Yes, that's why I feel safe with MBAE at the moment. Have you been able to figure out what type of (or how many) anti-exploit techniques are being used by Trapmine? The question is, how many exploits are using in-memory payloads, I keep reading about standard exploits who use disk-based payloads like ransomware and banking trojans.
I have noticed some software makers here use Metasploit to test their software. http://www.rapid7.com/products/metasploit/editions.jsp Dynamic payloads to evade leading anti-virus solutions De-facto standard for penetration testing with more than 1,200 exploits and 1.2 modules added per day
1.a In the screenshots I posted earlier you can notice that it contains the same memory mitigations as EMET, HMPA and MBAE. (Yes I know, this is still the general picture, there are always subtle differences between all the mitigation tools, they are all capable of mitigating most current exploitation techniques) 1.b I cannot make a comparison of the 'Application hardening/lockdown' feature of Trapmine and those of HMPA/MBAE, simply because I do not know the complete details of the implementation used in HMPA/MBAE. 2. I can't give a conclusive answer to that question. afaik Angler EK was using diskless infection methods and also some exploits used in targeted attacks.
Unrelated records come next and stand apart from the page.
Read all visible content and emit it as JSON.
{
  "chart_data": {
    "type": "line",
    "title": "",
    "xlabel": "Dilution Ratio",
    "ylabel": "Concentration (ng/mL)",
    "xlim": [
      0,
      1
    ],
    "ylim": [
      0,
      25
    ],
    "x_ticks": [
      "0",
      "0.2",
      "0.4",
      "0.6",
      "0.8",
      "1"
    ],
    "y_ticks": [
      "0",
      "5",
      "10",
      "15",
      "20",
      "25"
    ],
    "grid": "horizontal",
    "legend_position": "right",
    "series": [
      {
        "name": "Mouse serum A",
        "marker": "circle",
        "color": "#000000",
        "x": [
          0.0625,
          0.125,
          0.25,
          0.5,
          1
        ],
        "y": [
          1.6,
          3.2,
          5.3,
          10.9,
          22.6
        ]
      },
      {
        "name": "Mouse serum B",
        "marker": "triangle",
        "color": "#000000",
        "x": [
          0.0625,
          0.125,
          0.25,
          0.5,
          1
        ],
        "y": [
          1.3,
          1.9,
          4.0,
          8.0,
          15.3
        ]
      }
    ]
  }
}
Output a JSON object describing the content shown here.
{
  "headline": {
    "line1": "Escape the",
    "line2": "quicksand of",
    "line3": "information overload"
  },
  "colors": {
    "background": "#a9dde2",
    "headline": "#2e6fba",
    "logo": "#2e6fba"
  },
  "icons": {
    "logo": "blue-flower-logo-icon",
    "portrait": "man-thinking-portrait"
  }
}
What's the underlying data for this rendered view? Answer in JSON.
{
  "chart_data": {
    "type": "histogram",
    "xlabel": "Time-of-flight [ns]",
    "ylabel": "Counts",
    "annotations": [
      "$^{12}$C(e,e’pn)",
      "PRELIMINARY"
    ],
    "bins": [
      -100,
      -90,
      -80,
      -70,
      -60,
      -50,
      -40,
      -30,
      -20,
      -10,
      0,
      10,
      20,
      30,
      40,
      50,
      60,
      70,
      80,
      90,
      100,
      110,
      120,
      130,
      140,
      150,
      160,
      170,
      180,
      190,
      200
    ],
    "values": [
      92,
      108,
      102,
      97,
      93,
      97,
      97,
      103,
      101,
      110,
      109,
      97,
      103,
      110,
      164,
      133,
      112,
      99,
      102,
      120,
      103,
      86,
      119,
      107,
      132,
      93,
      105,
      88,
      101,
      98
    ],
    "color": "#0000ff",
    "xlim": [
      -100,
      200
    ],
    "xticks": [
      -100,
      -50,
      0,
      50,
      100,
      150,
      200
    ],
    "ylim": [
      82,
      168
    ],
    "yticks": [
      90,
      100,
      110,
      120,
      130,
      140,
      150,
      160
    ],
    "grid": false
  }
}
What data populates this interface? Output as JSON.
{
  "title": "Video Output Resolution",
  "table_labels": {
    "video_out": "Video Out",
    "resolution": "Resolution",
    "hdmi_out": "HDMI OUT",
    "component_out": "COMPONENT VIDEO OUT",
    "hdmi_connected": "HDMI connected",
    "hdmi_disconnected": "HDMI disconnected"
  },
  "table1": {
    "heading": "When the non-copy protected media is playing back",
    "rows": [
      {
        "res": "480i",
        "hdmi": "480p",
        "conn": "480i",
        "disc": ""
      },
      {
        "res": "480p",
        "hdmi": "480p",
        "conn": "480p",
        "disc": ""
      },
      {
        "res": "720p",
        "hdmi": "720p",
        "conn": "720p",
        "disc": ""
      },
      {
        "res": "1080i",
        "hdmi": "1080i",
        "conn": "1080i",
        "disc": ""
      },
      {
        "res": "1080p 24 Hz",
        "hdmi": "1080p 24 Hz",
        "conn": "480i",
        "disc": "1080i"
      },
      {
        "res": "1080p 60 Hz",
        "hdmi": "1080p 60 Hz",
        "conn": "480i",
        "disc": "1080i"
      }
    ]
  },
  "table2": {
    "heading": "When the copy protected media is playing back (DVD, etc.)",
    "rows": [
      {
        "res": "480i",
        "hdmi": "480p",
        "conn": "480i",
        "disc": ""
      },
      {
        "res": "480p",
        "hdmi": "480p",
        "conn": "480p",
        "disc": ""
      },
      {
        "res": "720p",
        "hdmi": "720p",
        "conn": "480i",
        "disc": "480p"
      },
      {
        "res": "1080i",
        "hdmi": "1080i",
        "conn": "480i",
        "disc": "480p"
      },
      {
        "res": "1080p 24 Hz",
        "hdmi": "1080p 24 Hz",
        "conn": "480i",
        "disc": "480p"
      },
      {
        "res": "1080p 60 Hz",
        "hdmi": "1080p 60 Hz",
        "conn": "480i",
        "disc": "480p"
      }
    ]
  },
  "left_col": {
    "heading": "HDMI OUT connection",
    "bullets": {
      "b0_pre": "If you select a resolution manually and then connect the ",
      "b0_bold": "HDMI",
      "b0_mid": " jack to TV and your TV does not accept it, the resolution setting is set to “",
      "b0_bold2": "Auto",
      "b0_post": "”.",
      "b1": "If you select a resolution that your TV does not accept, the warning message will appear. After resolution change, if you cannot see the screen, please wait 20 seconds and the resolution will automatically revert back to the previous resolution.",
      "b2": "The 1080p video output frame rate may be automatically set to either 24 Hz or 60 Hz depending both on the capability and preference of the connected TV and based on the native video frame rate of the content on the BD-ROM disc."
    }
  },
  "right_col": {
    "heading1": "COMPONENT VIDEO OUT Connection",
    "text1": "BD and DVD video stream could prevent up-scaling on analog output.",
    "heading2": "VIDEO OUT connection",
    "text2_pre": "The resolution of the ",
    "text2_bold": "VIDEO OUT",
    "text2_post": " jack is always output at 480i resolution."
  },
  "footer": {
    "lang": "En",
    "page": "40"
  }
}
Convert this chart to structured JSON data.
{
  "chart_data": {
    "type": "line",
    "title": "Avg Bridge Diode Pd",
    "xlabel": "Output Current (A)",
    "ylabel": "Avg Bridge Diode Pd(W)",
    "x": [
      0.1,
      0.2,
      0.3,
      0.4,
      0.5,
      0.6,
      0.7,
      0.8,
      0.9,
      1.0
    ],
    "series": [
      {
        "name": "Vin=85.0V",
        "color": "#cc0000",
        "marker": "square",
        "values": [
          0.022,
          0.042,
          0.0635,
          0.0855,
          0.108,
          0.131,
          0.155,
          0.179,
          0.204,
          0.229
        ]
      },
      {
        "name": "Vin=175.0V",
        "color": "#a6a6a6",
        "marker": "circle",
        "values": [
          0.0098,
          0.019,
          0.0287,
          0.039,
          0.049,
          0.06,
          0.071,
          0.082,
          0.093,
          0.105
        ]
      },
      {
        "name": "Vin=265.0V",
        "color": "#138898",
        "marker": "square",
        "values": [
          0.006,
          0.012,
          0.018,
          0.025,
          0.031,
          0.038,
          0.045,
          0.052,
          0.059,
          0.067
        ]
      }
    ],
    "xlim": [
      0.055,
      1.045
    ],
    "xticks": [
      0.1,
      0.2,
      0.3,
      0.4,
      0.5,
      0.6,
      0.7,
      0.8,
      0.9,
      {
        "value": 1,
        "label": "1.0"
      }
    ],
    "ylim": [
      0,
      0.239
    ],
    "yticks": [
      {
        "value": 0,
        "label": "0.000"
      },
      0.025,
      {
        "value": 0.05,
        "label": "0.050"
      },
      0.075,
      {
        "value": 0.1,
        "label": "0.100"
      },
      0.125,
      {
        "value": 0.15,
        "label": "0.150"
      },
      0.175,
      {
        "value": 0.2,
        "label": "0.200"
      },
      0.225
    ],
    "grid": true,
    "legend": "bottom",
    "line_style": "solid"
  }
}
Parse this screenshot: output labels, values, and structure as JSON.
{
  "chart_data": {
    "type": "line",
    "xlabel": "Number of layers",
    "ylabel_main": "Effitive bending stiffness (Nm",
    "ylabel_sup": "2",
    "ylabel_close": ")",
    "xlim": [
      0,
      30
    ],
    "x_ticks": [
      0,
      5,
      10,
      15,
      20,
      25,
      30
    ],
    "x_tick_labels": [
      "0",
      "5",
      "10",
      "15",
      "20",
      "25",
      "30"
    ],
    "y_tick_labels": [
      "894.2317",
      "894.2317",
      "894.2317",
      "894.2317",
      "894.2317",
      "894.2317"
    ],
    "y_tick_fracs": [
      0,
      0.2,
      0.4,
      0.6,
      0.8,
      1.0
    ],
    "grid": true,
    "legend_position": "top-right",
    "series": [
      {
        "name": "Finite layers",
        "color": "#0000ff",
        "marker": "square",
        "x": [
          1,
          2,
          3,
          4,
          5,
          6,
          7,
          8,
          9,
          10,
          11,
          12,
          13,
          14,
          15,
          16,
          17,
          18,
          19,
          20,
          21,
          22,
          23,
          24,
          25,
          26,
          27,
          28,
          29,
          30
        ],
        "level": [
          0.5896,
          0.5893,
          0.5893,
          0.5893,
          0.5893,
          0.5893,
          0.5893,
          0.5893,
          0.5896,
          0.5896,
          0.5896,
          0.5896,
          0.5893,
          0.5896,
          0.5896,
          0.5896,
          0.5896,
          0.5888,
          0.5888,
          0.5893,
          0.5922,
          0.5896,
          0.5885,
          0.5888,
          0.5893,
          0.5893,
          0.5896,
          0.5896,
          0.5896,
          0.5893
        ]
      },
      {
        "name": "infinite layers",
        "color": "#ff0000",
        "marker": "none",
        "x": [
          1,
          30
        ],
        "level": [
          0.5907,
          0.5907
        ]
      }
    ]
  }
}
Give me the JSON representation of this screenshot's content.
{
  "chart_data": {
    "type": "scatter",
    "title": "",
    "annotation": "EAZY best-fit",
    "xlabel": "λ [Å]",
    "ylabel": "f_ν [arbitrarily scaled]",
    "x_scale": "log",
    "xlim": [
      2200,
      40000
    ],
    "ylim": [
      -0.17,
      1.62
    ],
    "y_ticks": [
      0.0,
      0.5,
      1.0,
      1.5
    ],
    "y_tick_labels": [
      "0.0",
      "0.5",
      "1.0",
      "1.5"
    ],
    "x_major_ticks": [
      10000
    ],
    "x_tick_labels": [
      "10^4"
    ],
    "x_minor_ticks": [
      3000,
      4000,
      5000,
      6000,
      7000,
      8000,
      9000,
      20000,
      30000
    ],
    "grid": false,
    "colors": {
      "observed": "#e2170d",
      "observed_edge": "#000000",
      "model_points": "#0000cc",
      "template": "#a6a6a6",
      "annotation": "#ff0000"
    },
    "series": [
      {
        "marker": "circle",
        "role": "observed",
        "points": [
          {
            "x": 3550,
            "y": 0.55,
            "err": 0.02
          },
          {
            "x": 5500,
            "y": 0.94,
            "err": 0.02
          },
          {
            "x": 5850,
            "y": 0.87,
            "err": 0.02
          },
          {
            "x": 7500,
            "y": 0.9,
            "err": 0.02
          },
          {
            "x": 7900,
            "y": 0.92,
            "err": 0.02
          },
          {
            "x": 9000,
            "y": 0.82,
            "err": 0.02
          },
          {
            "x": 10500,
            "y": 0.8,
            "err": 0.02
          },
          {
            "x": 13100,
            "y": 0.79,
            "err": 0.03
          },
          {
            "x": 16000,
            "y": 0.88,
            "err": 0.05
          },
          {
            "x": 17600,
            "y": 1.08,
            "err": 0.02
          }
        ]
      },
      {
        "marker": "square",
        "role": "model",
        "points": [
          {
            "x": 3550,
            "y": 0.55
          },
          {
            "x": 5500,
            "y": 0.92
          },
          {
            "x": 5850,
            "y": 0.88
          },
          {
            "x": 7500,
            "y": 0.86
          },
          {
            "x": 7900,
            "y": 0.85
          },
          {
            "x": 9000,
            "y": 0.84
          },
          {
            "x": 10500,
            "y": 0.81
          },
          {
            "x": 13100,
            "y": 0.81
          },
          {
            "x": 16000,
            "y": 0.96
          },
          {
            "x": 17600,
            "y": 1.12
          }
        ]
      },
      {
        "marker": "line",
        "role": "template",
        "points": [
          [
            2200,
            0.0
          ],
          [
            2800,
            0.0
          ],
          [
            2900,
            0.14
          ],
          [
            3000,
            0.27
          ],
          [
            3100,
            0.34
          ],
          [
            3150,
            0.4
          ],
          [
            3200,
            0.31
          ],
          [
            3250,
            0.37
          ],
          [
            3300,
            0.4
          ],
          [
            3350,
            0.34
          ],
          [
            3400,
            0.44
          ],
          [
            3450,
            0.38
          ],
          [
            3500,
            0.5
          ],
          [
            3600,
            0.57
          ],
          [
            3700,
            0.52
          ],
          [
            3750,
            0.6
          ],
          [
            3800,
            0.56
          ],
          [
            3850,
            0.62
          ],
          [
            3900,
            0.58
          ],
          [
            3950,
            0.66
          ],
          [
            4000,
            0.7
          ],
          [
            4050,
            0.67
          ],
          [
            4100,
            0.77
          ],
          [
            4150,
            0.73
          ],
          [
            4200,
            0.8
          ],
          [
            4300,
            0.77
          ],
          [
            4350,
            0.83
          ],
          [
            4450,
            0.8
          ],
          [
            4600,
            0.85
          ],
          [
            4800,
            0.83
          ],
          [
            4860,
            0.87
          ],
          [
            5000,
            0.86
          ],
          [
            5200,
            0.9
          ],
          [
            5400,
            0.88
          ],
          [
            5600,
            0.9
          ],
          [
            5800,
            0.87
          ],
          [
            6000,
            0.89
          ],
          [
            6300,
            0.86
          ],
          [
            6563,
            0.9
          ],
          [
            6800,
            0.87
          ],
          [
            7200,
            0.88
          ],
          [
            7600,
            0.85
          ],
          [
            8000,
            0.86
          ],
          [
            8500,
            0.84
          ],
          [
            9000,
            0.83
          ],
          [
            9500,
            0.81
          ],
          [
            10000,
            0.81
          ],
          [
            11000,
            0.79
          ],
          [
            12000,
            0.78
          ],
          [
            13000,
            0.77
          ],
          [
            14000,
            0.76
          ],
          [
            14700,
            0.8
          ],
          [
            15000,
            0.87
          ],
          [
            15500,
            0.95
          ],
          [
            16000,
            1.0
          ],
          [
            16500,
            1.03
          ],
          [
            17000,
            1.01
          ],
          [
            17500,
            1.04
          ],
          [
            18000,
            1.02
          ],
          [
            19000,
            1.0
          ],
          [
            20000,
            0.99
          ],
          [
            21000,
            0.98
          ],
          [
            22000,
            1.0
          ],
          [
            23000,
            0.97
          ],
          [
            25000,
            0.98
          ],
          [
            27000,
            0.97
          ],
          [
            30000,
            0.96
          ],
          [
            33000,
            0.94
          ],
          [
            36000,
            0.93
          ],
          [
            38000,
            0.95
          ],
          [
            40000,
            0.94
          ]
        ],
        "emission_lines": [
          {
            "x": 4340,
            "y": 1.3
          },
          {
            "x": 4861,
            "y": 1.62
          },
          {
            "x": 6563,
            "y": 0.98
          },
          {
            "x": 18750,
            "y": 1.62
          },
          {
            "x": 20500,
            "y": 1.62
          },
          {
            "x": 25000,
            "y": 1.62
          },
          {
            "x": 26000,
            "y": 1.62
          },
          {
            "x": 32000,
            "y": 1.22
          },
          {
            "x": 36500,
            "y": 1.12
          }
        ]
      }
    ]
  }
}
dynamic payloads != in memory payloads. Although you can perform a lot of actions using the Meterpreter functionality. Furthermore, exploits are still exploits. It doesn't matter whether they originate from MSF or from an EK. (If you're talking about the used exploitation techniques)
Bedep and poweliks...chief "fileless" payloads. Lurk and phasebot are others. Relative to "how many exploits are using in-memory payloads" granted it's the payload which distinguishes the particular exploits used. I'm seeing CVE-2012-0158 exploited (poweliks), multiple flash (bedep/angler) and java exploits for the older classes (lurk/phase).